Marcelo Rebelo de Sousa apela, por isso, "à contenção e à urgência de retomar a via diplomática para a resolução do conflito".

No sábado, os Estados Unidos envolveram-se diretamente na guerra de Israel contra o Irão, ao bombardearem as três principais instalações envolvidas no programa nuclear iraniano.

O Presidente norte-americano, Donald Trump, ameaçou o regime de Teerão com mais ataques se "a paz não chegar rapidamente".

O primeiro-ministro, Luís Montenegro, manifestou-se hoje preocupado com o risco de "grave escalada" no Médio Oriente e apelou para a "máxima contenção de todas as partes" e ao regresso às negociações com o objetivo de encontrar uma "solução diplomática".

Numa publicação na rede social X, o chefe do executivo português considerou que "o programa nuclear do Irão é uma séria ameaça à segurança mundial, pelo que não pode prosseguir".

"Muito preocupado com o risco de grave escalada no Médio Oriente, apelo à máxima contenção de todas as partes e ao regresso às negociações com vista a encontrar uma solução diplomática", lê-se na publicação, feita em português e inglês.

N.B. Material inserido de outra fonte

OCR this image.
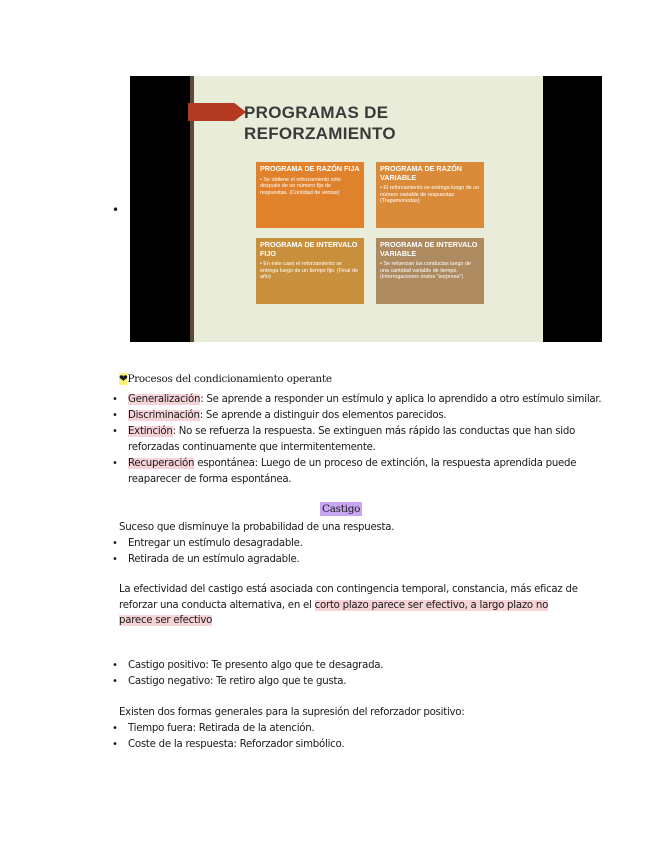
•
PROGRAMAS DE
REFORZAMIENTO
PROGRAMA DE RAZÓN FIJA
• Se obtiene el reforzamiento sólo después de un número fijo de respuestas. (Contidad de ventas)
PROGRAMA DE RAZÓN VARIABLE
• El reforzamiento se entrega luego de un número variable de respuestas (Tragamonedas)
PROGRAMA DE INTERVALO FIJO
• En este caso el reforzamiento se entrega luego de un tiempo fijo. (Final de año)
PROGRAMA DE INTERVALO VARIABLE
• Se refuerzan las conductas luego de una cantidad variable de tiempo. (Interrogaciones orales "sorpresa")
❤Procesos del condicionamiento operante
• Generalización: Se aprende a responder un estímulo y aplica lo aprendido a otro estímulo similar.
• Discriminación: Se aprende a distinguir dos elementos parecidos.
• Extinción: No se refuerza la respuesta. Se extinguen más rápido las conductas que han sido
reforzadas continuamente que intermitentemente.
• Recuperación espontánea: Luego de un proceso de extinción, la respuesta aprendida puede
reaparecer de forma espontánea.
Castigo
Suceso que disminuye la probabilidad de una respuesta.
• Entregar un estímulo desagradable.
• Retirada de un estímulo agradable.
La efectividad del castigo está asociada con contingencia temporal, constancia, más eficaz de
reforzar una conducta alternativa, en el corto plazo parece ser efectivo, a largo plazo no
parece ser efectivo
• Castigo positivo: Te presento algo que te desagrada.
• Castigo negativo: Te retiro algo que te gusta.
Existen dos formas generales para la supresión del reforzador positivo:
• Tiempo fuera: Retirada de la atención.
• Coste de la respuesta: Reforzador simbólico.
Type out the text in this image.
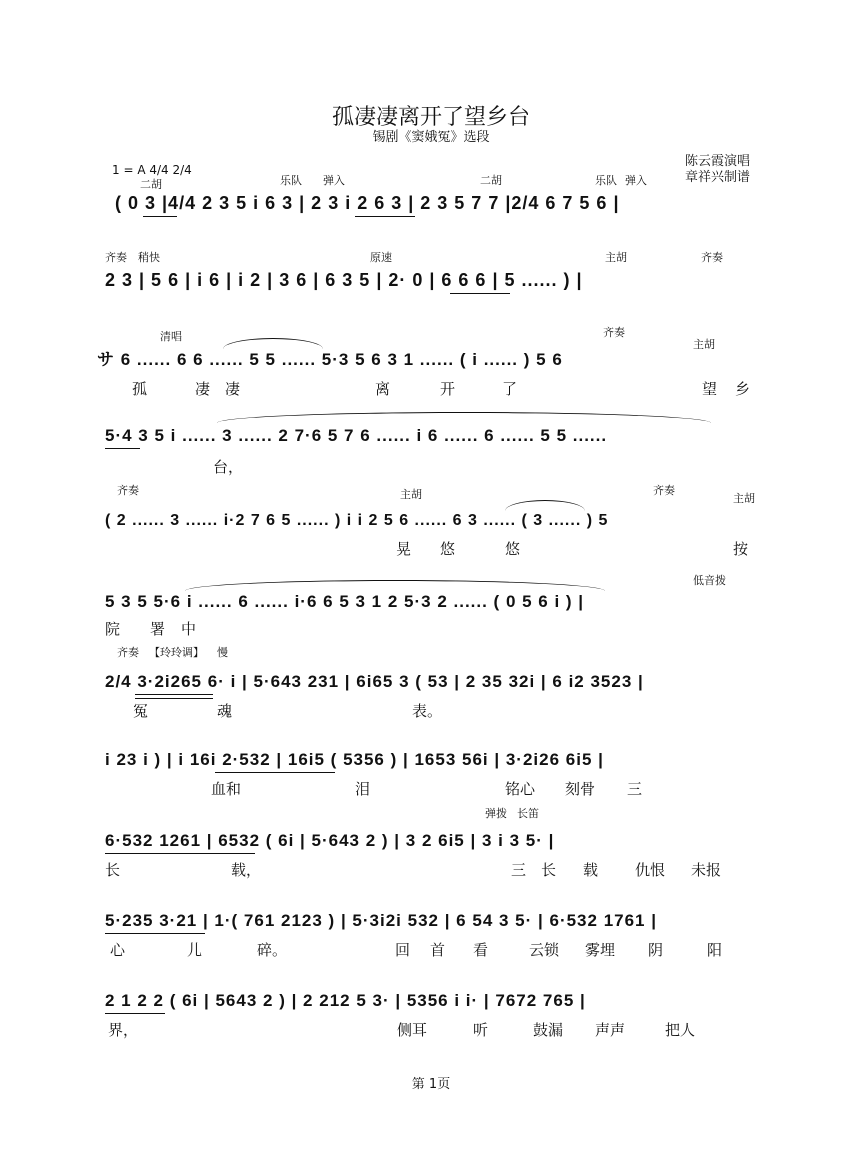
孤凄凄离开了望乡台
锡剧《窦娥冤》选段
陈云霞演唱
章祥兴制谱
1 = A 4/4 2/4
二胡	乐队 弹入	二胡	乐队 弹入
( 0 3 |4/4 2 3 5 i 6 3 | 2 3 i 2 6 3 | 2 3 5 7 7 |2/4 6 7 5 6 |
齐奏 稍快	原速	主胡	齐奏
2 3 | 5 6 | i 6 | i 2 | 3 6 | 6 3 5 | 2· 0 | 6 6 6 | 5 ...... ) |
清唱	齐奏
主胡
サ 6 ...... 6 6 ...... 5 5 ...... 5·3 5 6 3 1 ...... ( i ...... ) 5 6
孤	凄 凄	离	开	了	望 乡
5·4 3 5 i ...... 3 ...... 2 7·6 5 7 6 ...... i 6 ...... 6 ...... 5 5 ......
台，
齐奏	主胡	齐奏
主胡
( 2 ...... 3 ...... i·2 7 6 5 ...... ) i i 2 5 6 ...... 6 3 ...... ( 3 ...... ) 5
晃 悠	悠	按
低音拨
5 3 5 5·6 i ...... 6 ...... i·6 6 5 3 1 2 5·3 2 ...... ( 0 5 6 i ) |
院 署 中
齐奏 【玲玲调】 慢
2/4 3·2i265 6· i | 5·643 231 | 6i65 3 ( 53 | 2 35 32i | 6 i2 3523 |
冤	魂	表。
i 23 i ) | i 16i 2·532 | 16i5 ( 5356 ) | 1653 56i | 3·2i26 6i5 |
血和	泪	铭心 刻骨 三
弹拨 长笛
6·532 1261 | 6532 ( 6i | 5·643 2 ) | 3 2 6i5 | 3 i 3 5· |
长	载，	三 长 载 仇恨 未报
5·235 3·21 | 1·( 761 2123 ) | 5·3i2i 532 | 6 54 3 5· | 6·532 1761 |
心	儿	碎。	回 首 看	云锁 雾埋 阴	阳
2 1 2 2 ( 6i | 5643 2 ) | 2 212 5 3· | 5356 i i· | 7672 765 |
界，	侧耳	听	鼓漏 声声	把人
第 1页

Também o secretário-geral das Nações Unidas, António Guterres, manifestou-se hoje "gravemente alarmado com o uso da força pelos Estados Unidos contra o Irão", e advertiu que "não há solução militar" para substituir a diplomacia.

Israel tem em curso uma ofensiva contra o Irão desde 13 de junho, que justificou com os progressos do programa nuclear iraniano e a ameaça que a produção de mísseis balísticos por Teerão representa para o país.